The building had not been at all what she had expected. It all made sense later.
She had not owned the cream cardigan and ballet slippers advised by the friendly operator. They had accepted her anyway. Six months of night courses at the Academy and here she was, out on her very first job. Of course, there would be a supervisor somewhere around, but she was determined not to need the help. She would pass first go. Fluttering her blue nails to dry them, she checked her watch and looked up. The stream of school kids coming up from the bus stop had dwindled to one: a boy in his early teens, too thin for his height with hair that looked like it hadn’t been brushed in weeks. Tass sprang up from her step. It was him.

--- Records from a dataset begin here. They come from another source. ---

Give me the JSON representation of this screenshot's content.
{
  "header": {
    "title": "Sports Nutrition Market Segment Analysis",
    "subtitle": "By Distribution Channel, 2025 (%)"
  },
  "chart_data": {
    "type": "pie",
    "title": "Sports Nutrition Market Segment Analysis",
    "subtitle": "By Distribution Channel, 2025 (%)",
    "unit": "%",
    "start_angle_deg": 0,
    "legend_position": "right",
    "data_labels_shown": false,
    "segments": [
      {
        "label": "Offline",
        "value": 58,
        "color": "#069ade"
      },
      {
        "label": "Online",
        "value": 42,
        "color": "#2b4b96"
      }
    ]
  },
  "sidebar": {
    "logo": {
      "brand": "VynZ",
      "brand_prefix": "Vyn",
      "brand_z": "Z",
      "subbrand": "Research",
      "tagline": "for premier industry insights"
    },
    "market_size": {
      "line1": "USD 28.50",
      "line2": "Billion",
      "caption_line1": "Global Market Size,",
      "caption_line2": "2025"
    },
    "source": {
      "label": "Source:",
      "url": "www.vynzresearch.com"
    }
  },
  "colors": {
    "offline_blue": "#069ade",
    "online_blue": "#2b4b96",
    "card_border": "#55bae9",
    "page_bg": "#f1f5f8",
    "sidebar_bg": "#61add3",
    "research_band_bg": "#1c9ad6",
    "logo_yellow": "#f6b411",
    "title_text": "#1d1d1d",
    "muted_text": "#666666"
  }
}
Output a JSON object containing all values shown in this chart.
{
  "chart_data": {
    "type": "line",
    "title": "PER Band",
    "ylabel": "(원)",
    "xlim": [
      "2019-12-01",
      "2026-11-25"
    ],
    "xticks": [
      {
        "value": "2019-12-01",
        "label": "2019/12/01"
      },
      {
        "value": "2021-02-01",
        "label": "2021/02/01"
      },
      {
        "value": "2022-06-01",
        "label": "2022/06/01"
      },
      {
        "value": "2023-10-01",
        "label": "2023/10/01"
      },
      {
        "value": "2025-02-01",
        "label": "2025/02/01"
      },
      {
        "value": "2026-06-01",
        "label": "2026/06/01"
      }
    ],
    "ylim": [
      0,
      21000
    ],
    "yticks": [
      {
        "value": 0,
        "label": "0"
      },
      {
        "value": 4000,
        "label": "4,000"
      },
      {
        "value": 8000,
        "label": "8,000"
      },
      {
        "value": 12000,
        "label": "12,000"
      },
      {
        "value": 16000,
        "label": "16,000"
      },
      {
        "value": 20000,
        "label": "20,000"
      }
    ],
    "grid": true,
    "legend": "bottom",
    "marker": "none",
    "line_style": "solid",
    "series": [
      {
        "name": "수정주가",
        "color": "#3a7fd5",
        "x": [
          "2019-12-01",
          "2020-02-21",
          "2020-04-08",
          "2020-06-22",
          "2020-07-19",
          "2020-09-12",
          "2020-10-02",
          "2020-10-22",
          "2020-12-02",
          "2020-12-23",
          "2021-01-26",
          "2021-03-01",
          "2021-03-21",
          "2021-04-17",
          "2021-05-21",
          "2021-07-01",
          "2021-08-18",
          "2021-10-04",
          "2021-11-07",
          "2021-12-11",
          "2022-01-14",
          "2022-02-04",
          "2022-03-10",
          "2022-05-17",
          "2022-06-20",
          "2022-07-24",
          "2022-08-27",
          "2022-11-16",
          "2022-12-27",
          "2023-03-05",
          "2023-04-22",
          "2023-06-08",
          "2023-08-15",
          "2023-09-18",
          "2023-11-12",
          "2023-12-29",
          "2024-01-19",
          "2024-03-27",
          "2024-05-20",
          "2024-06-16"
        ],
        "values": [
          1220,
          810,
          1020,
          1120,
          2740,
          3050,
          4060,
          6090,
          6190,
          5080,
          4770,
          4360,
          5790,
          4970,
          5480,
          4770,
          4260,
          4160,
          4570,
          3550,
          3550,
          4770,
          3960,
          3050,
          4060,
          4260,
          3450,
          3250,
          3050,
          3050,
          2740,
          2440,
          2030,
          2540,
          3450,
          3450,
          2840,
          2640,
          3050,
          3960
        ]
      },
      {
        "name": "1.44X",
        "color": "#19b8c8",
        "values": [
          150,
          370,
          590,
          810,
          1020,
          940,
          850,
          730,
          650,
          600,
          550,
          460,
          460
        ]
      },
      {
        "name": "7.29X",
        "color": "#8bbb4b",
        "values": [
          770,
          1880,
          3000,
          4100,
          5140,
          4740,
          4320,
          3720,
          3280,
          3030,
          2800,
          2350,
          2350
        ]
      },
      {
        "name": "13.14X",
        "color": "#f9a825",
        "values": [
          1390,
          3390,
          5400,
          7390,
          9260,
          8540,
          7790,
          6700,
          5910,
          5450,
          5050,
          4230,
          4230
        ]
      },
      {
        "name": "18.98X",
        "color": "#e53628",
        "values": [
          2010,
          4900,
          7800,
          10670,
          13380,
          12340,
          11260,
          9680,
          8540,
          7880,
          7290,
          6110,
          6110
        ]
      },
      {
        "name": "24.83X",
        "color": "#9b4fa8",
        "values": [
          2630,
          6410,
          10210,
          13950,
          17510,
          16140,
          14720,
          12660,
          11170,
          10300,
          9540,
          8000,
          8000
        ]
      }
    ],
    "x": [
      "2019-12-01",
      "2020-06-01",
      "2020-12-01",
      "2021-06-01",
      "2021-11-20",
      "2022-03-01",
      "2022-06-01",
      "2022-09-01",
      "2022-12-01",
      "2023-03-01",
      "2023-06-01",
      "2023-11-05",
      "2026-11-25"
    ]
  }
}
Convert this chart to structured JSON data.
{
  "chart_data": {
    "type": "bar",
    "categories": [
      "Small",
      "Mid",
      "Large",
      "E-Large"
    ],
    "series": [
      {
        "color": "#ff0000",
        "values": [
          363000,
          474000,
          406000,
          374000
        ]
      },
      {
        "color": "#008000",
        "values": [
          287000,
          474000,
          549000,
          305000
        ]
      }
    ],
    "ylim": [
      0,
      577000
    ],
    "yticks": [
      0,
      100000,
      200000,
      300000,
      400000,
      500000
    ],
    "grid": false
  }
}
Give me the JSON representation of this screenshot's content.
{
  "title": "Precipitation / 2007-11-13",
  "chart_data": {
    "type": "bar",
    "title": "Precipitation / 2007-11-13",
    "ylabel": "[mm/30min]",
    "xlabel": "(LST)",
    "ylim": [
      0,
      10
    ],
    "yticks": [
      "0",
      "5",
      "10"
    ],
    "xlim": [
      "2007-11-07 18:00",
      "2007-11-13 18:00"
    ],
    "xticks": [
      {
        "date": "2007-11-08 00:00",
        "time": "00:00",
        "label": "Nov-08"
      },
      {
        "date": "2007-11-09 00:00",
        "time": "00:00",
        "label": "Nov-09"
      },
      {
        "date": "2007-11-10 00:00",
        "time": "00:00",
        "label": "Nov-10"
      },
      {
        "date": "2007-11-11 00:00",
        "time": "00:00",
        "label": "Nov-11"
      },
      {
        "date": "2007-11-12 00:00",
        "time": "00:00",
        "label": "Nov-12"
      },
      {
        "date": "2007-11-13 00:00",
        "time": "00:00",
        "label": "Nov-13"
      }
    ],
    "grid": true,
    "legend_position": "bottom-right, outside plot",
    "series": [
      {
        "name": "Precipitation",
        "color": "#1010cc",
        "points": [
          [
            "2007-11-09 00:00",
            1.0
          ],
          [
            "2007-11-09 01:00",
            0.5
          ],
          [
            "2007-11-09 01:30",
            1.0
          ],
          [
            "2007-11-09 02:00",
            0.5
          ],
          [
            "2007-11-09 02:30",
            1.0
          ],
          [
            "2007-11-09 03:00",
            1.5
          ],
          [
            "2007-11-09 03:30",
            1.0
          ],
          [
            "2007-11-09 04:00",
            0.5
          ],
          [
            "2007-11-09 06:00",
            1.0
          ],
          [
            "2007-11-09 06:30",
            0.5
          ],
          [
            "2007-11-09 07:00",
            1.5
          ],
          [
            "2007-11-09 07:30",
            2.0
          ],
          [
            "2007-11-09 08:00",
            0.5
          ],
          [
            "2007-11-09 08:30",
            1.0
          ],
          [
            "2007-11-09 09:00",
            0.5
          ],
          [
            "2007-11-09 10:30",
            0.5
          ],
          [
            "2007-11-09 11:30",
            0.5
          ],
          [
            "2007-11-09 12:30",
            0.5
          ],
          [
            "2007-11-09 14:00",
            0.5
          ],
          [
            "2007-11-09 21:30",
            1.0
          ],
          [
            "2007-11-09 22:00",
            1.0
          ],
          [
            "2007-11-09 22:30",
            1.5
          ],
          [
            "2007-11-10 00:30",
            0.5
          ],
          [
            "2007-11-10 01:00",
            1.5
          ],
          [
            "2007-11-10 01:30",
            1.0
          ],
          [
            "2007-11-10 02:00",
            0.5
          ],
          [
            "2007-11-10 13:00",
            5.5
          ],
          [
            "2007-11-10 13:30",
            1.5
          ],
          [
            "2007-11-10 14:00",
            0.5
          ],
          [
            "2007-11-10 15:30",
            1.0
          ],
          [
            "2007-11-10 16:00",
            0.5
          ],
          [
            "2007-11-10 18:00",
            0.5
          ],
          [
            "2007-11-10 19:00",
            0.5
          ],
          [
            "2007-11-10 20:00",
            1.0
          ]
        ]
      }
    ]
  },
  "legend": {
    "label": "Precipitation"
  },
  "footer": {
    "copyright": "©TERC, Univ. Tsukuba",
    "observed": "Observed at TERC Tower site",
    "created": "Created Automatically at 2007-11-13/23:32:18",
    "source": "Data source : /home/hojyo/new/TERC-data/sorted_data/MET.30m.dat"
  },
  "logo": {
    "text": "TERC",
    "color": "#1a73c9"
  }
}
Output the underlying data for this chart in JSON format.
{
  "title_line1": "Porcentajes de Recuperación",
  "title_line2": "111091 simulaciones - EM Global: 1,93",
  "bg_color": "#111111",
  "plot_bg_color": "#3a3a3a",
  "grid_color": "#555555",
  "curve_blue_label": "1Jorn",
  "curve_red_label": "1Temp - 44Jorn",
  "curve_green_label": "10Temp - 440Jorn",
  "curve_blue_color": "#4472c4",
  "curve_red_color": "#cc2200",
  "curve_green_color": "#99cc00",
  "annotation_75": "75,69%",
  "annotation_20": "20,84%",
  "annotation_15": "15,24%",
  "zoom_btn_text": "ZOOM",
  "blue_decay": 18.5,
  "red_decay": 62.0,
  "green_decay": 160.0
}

She took a deep breath, remembering her training. It’s not so much what you do, Ms Shay. It’s what they see. Illusion painted the air behind her. She saw the boy’s mouth drop open as feathery blue wings unfolded from her back and she danced across the street to intercept him, the official speech poised on her tongue. It sounded even better said aloud than it had in rehearsal, back at the Academy. The boy was flatly incredulous at first, but the trick with the squash – cheaper and more easily transportable than pumpkins – quickly convinced him. He looked dazed, staring at the squash/football in his hands as though it might float away like a helium balloon.
The motto on the flyer was absolutely right, Tass thought, surrounded by sparks. The only thing better than having a fairy godmother was being one yourself.